The Senate hearings on the bill attracted large turnout and testimony was recorded for 15 hours. In the hearing, bill opponents outnumbered supporters. Mike Gabbard, who sponsored the 1998 amendment permitting the legislature to outlaw same-sex marriage, argued the bill would lead to same-sex marriage being taught in Hawaiian schools. Kim Coco Iwamoto of the Hawaii Board of Education countered civil unions would make children in gay families less likely to be harassed. Lieutenant Governor of Hawaii Duke Aiona criticized the bill, arguing it "attempts to circumvent the will of the people by authorizing the equivalent to same-sex marriage". U.S. Representative Neil Abercrombie supported the bill, stating "it is shameful that while they must give their equal share to the government, the government will not give them equal protection" about gay and lesbian citizens of Hawaii.

The Honolulu Advertiser reported that the Senate Democratic leadership reconsidered their support for the bill because of the large demonstration of opponents and their pressure on senators to oppose the bill. It found that some senators privately suggested the bill's delay in committee or a proposed amendment to the bill were ways to avoid taking a vote following the controversy.
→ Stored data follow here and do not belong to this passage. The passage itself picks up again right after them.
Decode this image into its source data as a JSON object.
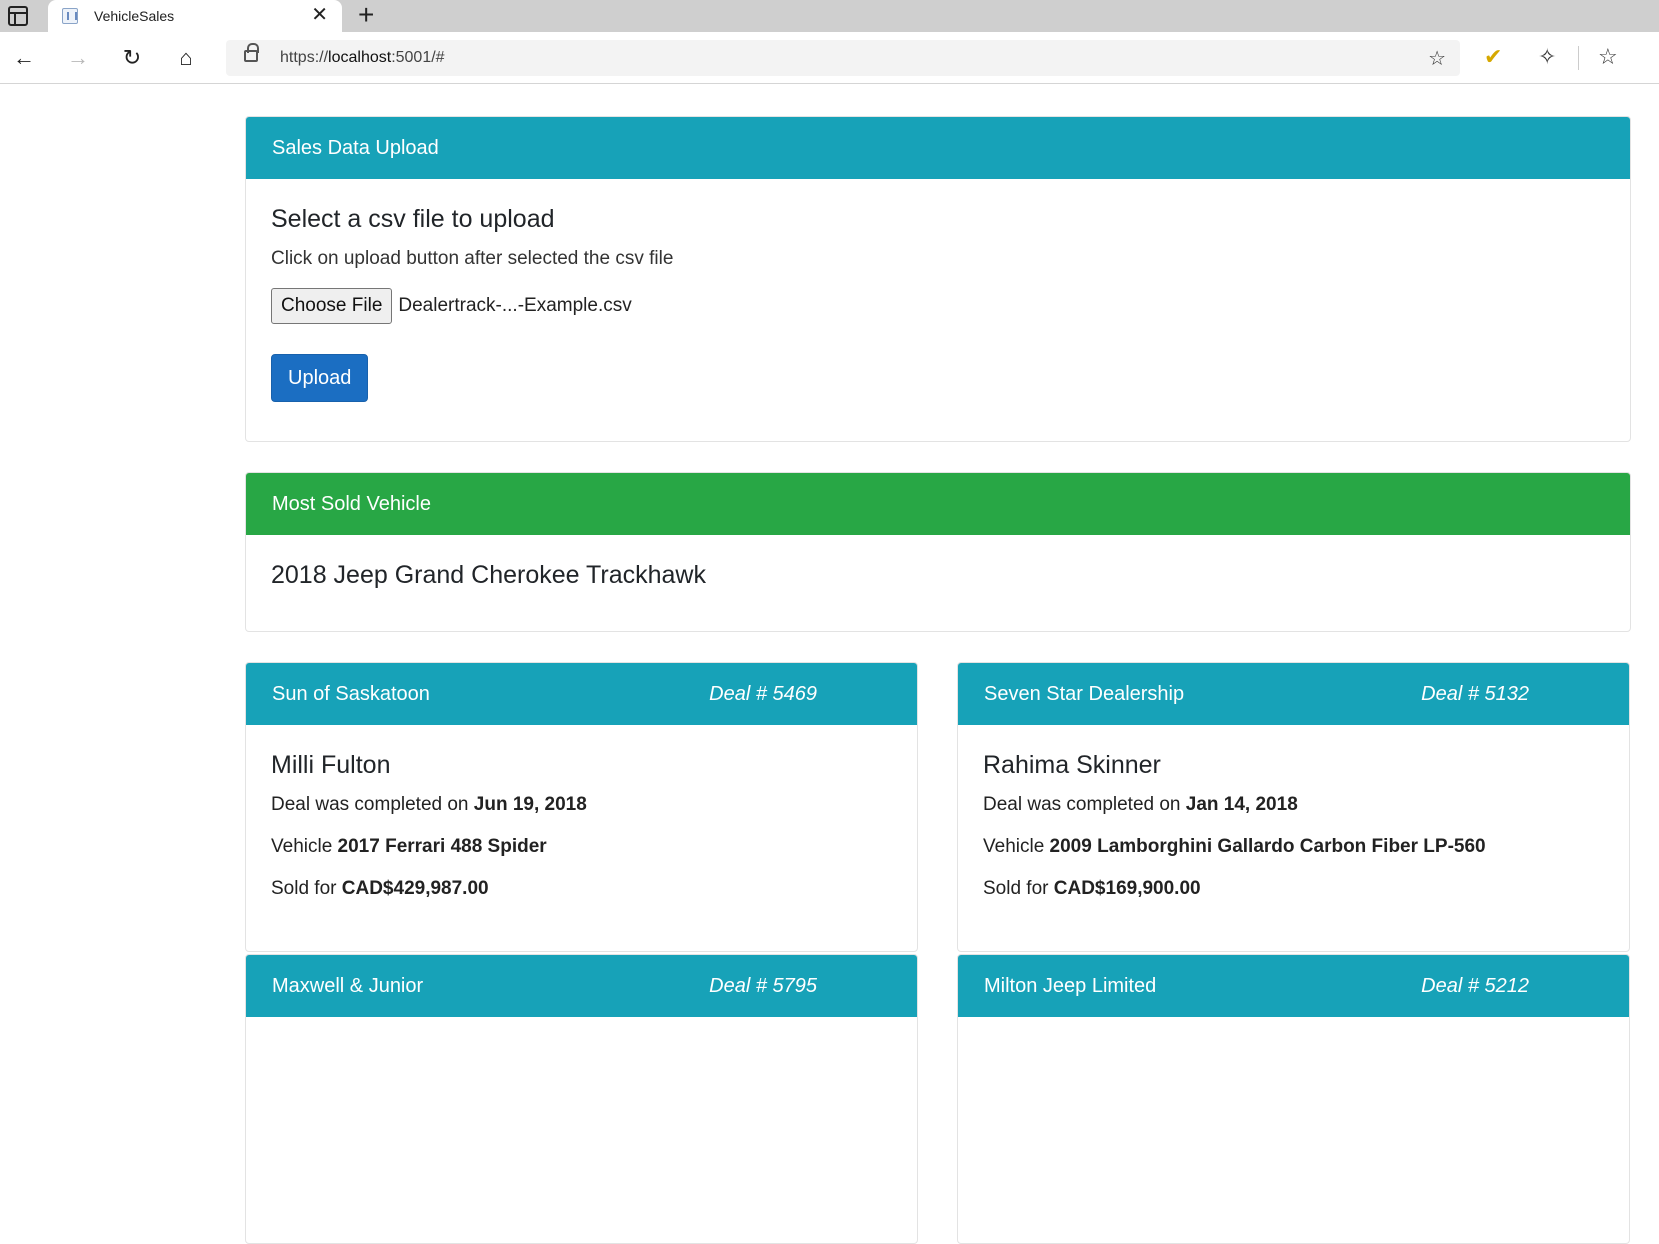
{
  "browser": {
    "tab_title": "VehicleSales",
    "url_prefix": "https://",
    "url_host": "localhost",
    "url_rest": ":5001/#"
  },
  "upload": {
    "header": "Sales Data Upload",
    "title": "Select a csv file to upload",
    "subtitle": "Click on upload button after selected the csv file",
    "choose_label": "Choose File",
    "file_name": "Dealertrack-...-Example.csv",
    "upload_label": "Upload"
  },
  "most_sold": {
    "header": "Most Sold Vehicle",
    "vehicle": "2018 Jeep Grand Cherokee Trackhawk"
  },
  "labels": {
    "completed": "Deal was completed on ",
    "vehicle": "Vehicle ",
    "sold_for": "Sold for "
  },
  "deals": [
    {
      "dealer": "Sun of Saskatoon",
      "deal_number": "Deal # 5469",
      "customer": "Milli Fulton",
      "date": "Jun 19, 2018",
      "vehicle": "2017 Ferrari 488 Spider",
      "price": "CAD$429,987.00"
    },
    {
      "dealer": "Seven Star Dealership",
      "deal_number": "Deal # 5132",
      "customer": "Rahima Skinner",
      "date": "Jan 14, 2018",
      "vehicle": "2009 Lamborghini Gallardo Carbon Fiber LP-560",
      "price": "CAD$169,900.00"
    },
    {
      "dealer": "Maxwell & Junior",
      "deal_number": "Deal # 5795"
    },
    {
      "dealer": "Milton Jeep Limited",
      "deal_number": "Deal # 5212"
    }
  ]
}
The candlelight vigil following the bill's defeat in committee was attended by labor union members and religious groups. Father Richard Shields of the Episcopal Diocese of Hawaii stated religion should be taken out of the argument and a spokesperson for the hotel and restaurant union Local 5 argued the bill provided economic justice. A letter later sent to senators in support of the H.B. 444 by community groups, including the Local 5 union, the Hawaii NAACP, the Hawaii State Democratic Women's Caucus, and the Japanese American Citizens League.
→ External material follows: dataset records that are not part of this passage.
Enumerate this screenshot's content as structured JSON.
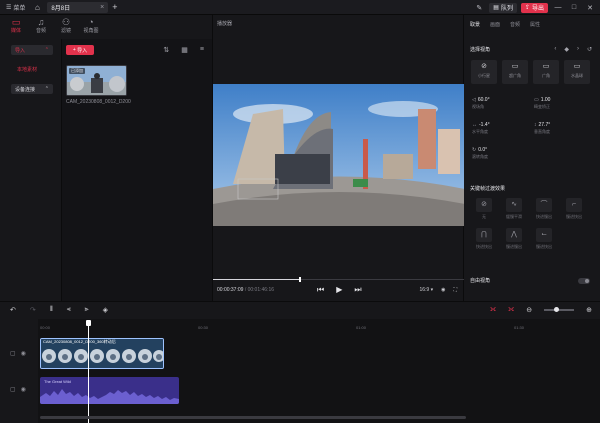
{
  "titlebar": {
    "menu_label": "菜单",
    "tab_title": "8月8日",
    "queue_label": "队列",
    "export_label": "导出"
  },
  "left_nav": {
    "items": [
      {
        "label": "媒体",
        "icon": "folder-icon",
        "active": true
      },
      {
        "label": "音频",
        "icon": "music-note-icon",
        "active": false
      },
      {
        "label": "滤镜",
        "icon": "filter-icon",
        "active": false
      },
      {
        "label": "视角图",
        "icon": "view-icon",
        "active": false
      }
    ]
  },
  "left_sub": {
    "import_label": "导入",
    "local_label": "本地素材",
    "device_label": "设备连接"
  },
  "media": {
    "import_button": "导入",
    "clip_badge": "已添加",
    "clip_name": "CAM_20230808_0012_D200"
  },
  "player": {
    "title": "播放器",
    "current_time": "00:00:37:09",
    "total_time": "00:01:46:16",
    "progress": 0.345,
    "aspect": "16:9"
  },
  "right_panel": {
    "tabs": [
      "取景",
      "画面",
      "音频",
      "属性"
    ],
    "active_tab": 0,
    "view_section": "选择视角",
    "fov_modes": [
      "小行星",
      "超广角",
      "广角",
      "水晶球"
    ],
    "params": [
      {
        "value": "60.0°",
        "label": "视场角"
      },
      {
        "value": "1.00",
        "label": "畸变矫正"
      },
      {
        "value": "-1.4°",
        "label": "水平角度"
      },
      {
        "value": "27.7°",
        "label": "垂直角度"
      },
      {
        "value": "0.0°",
        "label": "滚转角度"
      }
    ],
    "keyframe_section": "关键帧过渡效果",
    "curves": [
      "无",
      "缓慢平滑",
      "快进慢出",
      "慢进快出",
      "快进快出",
      "慢进慢出",
      "慢进快出"
    ],
    "auto_view_label": "自由视角"
  },
  "timeline": {
    "ruler_labels": [
      "00:00",
      "00:30",
      "01:00",
      "01:30"
    ],
    "video_clip_label": "CAM_20230808_0012_D200_360转动后",
    "audio_clip_label": "The Great Wild"
  }
}
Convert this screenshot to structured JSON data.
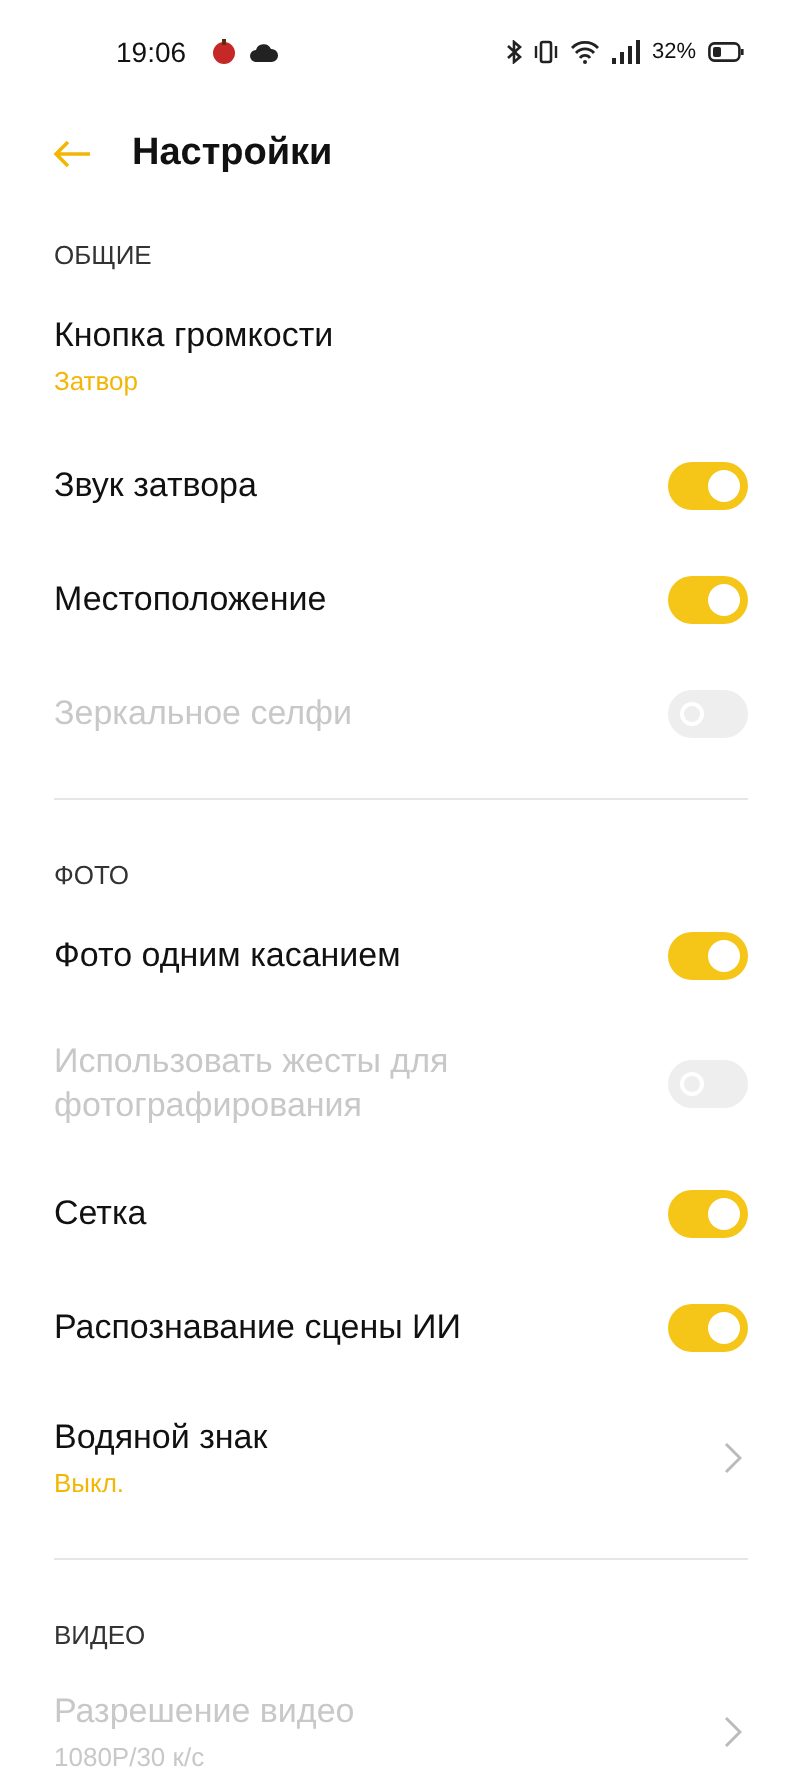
{
  "status_bar": {
    "time": "19:06",
    "battery": "32%"
  },
  "header": {
    "title": "Настройки"
  },
  "sections": [
    {
      "title": "ОБЩИЕ",
      "items": [
        {
          "kind": "link",
          "label": "Кнопка громкости",
          "value": "Затвор",
          "disabled": false,
          "chevron": false
        },
        {
          "kind": "toggle",
          "label": "Звук затвора",
          "on": true,
          "disabled": false
        },
        {
          "kind": "toggle",
          "label": "Местоположение",
          "on": true,
          "disabled": false
        },
        {
          "kind": "toggle",
          "label": "Зеркальное селфи",
          "on": false,
          "disabled": true
        }
      ]
    },
    {
      "title": "ФОТО",
      "items": [
        {
          "kind": "toggle",
          "label": "Фото одним касанием",
          "on": true,
          "disabled": false
        },
        {
          "kind": "toggle",
          "label": "Использовать жесты для фотографирования",
          "on": false,
          "disabled": true
        },
        {
          "kind": "toggle",
          "label": "Сетка",
          "on": true,
          "disabled": false
        },
        {
          "kind": "toggle",
          "label": "Распознавание сцены ИИ",
          "on": true,
          "disabled": false
        },
        {
          "kind": "link",
          "label": "Водяной знак",
          "value": "Выкл.",
          "disabled": false,
          "chevron": true
        }
      ]
    },
    {
      "title": "ВИДЕО",
      "items": [
        {
          "kind": "link",
          "label": "Разрешение видео",
          "value": "1080P/30 к/с",
          "disabled": true,
          "chevron": true
        }
      ]
    }
  ]
}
In response to Majority Leader Gary Hooser's statement that he intended to bring the bill to a vote before the full Senate, the Hawaii Family Forum stated other issues demanded more attention than civil unions and the bill would create legal challenges for child care and education. The group held demonstrations on Maui and Kauai and stated their intention to hold demonstrations to ask the governor to veto the legislation should the bill advance. Hooser argued for the bill using President Barack Obama's support of civil unions and the support of labor unions and the majority of Hawaii House representatives. The Honolulu Advertiser reported that Senate President Colleen Hanabusa privately told senators the bill could lead to a lawsuit to legalize same-sex marriage. The American Civil Liberties Union of Hawaii and Supreme Court of Hawaii judge Steven H. Levinson told the legislature that a lawsuit would have little chance of success.

Following the adoption of the amended version of H.B. 444, Senator Les Ihara, Jr. stated, "I have a hard time reconciling the statement that the proponents made, that this is for equal rights and civil unions—at the same time, this kills it for the session." Michael Golojuch of Parents, Families and Friends of Lesbians and Gays called the vote "a dog-and-pony show". Hawaii Family Forum leader and former Democratic state representative Dennis Arakaki commented that "things worked out for the good."
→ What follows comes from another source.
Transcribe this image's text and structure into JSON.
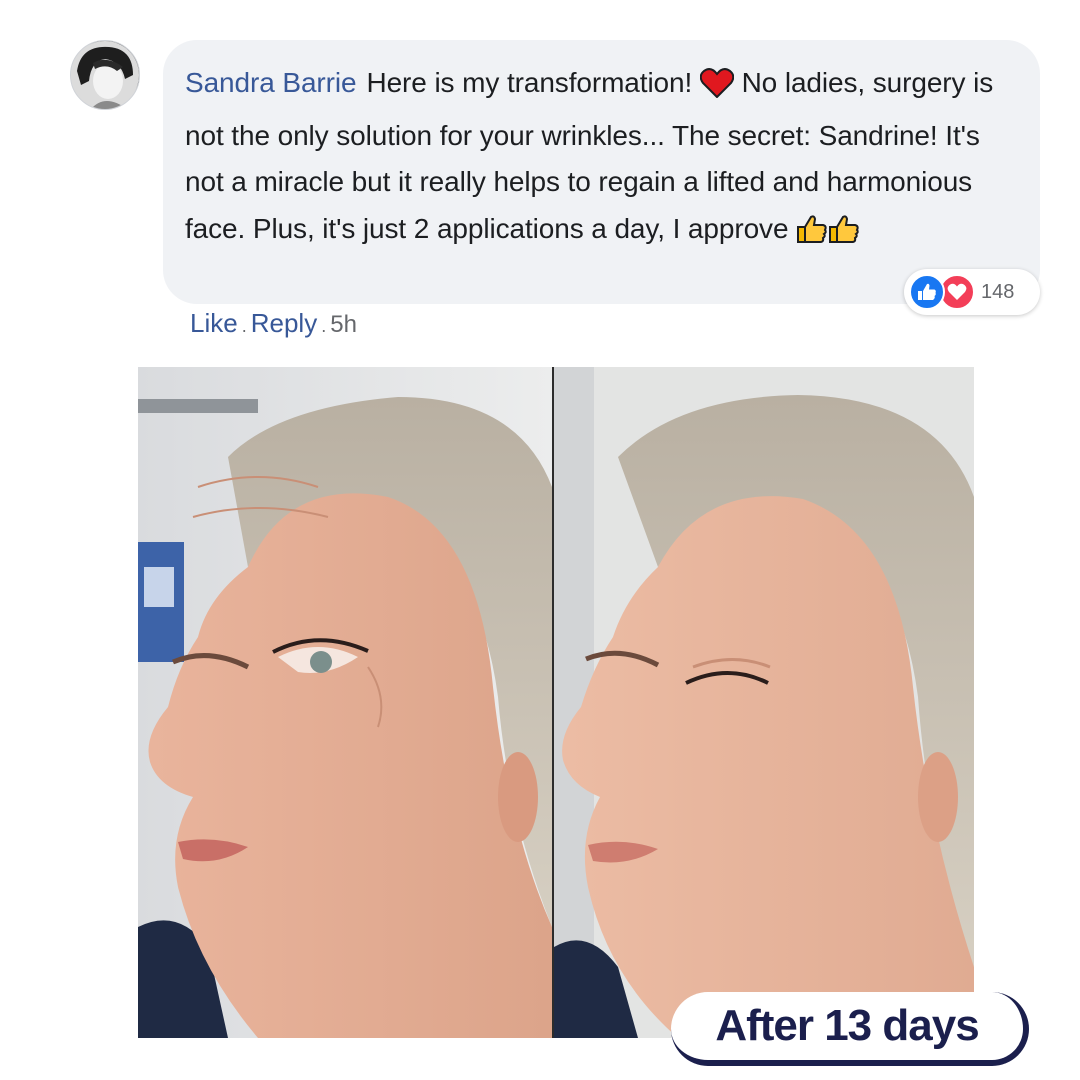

Hooser began a campaign in June 2009 to be elected Lieutenant Governor of Hawaii in 2010, calling his support for the bill an act on a "critical issue". Neil Abercrombie was elected to succeed Linda Lingle as governor in the 2010 gubernatorial election, defeating Duke Aiona.

On July 6, 2010, following Lingle's veto of the bill, Lambda Legal and the ACLU announced that they would file a lawsuit to enable civil unions, stating that "our constitution prevents discrimination based on sexual orientation."